Jefferson had taken a turn for the worse.
The door opened and Jefferson came out hunched forward. One hand was on his lower back, the other already extended to shake Moxie’s.
“Hello, friend,” Moxie said, smiling for the first time since the telegram told him Carol would be buried.
“Jimmy! Jimmy…I tell you it’s been too long, boy. Too long. Why…it’s been a decade or more!”
“Almost,” Moxie said.
They embraced.
Jefferson’s back was in bad shape. He could hardly stand. His clothes were ragged, and he smelled of sweat and urine. He smelled of meat, too.
“You been cooking?” Moxie asked.
“Oh, yes I have, Jimmy. You want some?”
Moxie considered. “I do, Jefferson. Come on over and meet my horse.”
Jefferson leaned farther forward, one hand craned to his back, and followed Moxie to the looped mare. “That’s a good horse, Jimmy. She sure is.”
“I know it, Jefferson. Rode all the way from Mackatoon yester morn’.”
“Shudders, Jimmy! Mackatoon yesterday?”
“Got to be in Harrows by nightfall.”
“You’ll make it. You’ll make it.”
Jefferson stroked the mare’s neck. “What’s her name, Jimmy?”
Moxie gave the horse water and considered. “Never named my horses, Jefferson. I think Old Girl will do.”
Jefferson’s face lit up. Moxie liked to see that.
“Old Girl is a fine name, Jimmy! Just fine! Let’s get her fed.”
Moxie made to help him but Jefferson stepped to an open bale with a pitchfork beside it and brought some hay to the horse.
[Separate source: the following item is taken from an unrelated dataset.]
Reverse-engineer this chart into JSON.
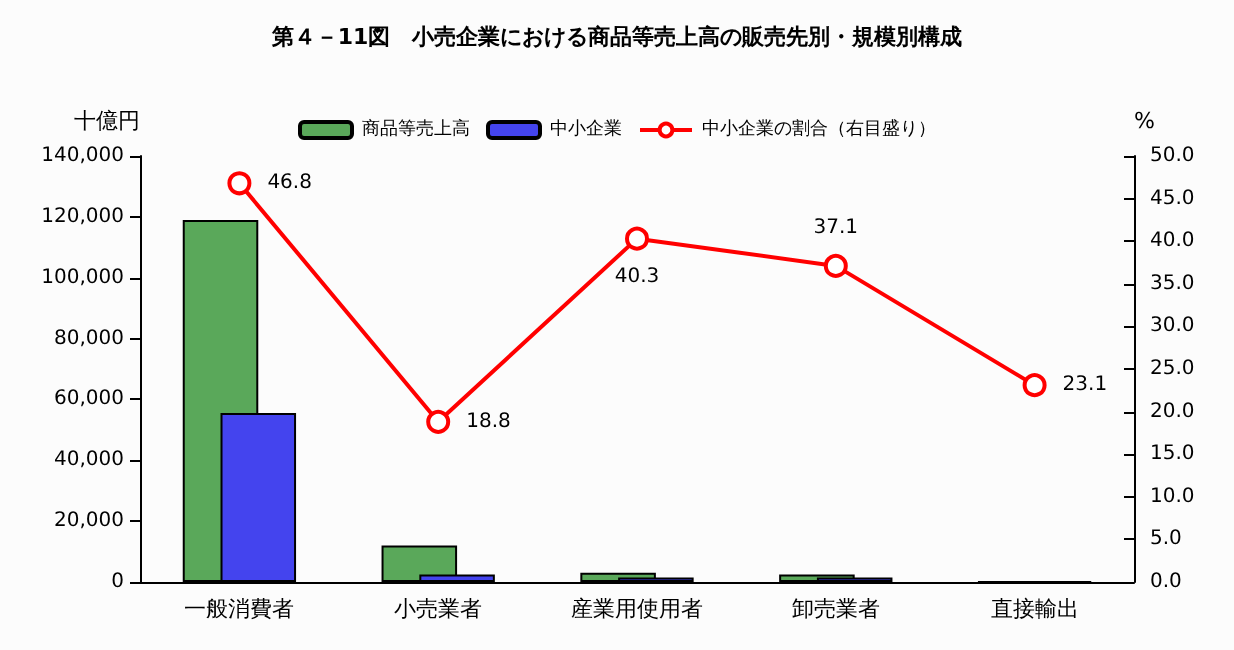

A goat watched before walking deeper into the tall weeds of the yard.
“There you go, Old Girl,” Jefferson said, wincing.
Then Jefferson asked Moxie if he’d like to see his place. Moxie said of course he would. Moxie untied the green sack from the saddle, and they crossed the yard and entered the schoolhouse.
The first word Moxie thought upon entering, before the words filth or disarray, was books. The schoolhouse was stuffed with them. Stacks of books from floor to mid-wall, shelves too high for Moxie to read the spines, certainly too high for Jefferson to get to now. Loose pages covered the floor like carpet and crunched beneath his dirty boots. Tabletops barely supported the weight of biblio-pyramids: towers from countertop to stone ceiling. Still, nothing matched the spectacle on the walls. Handwritten words covered the bricks, grease marks from a greasy hand. Words everywhere, some bigger than others, titles, chapter titles, footnotes, some sloping at the corners, finding room. Moxie bent to read a passage.
“Are these your words?” he asked.
Jefferson nodded. “That’s right, they are, Jimmy. Been writin’ my own book.”
On the walls, Moxie thought.
Moxie smiled again. But Jefferson did not look good. For Moxie, this was hard to see, and yet the help he needed from Jefferson was not in the form of Jefferson’s person.
There was no separation of rooms in the house. It was one long rectangle where once a teacher lectured. A well-dressed small Trail-towner, Moxie imagined; a man or woman certainly no better read than Jefferson. A child’s desk remained from those days, and Moxie saw that Jefferson still used it: Papers were piled upon it, some written by Jefferson, some torn from other books. Difficult, long words were carved into the wood of it, too. A map of Ucatanani and Miskaloosa counties hung from the wall, and string connected town to town on the Trail.
With his trigger finger, Moxie followed the string from Mackatoon to Harrows.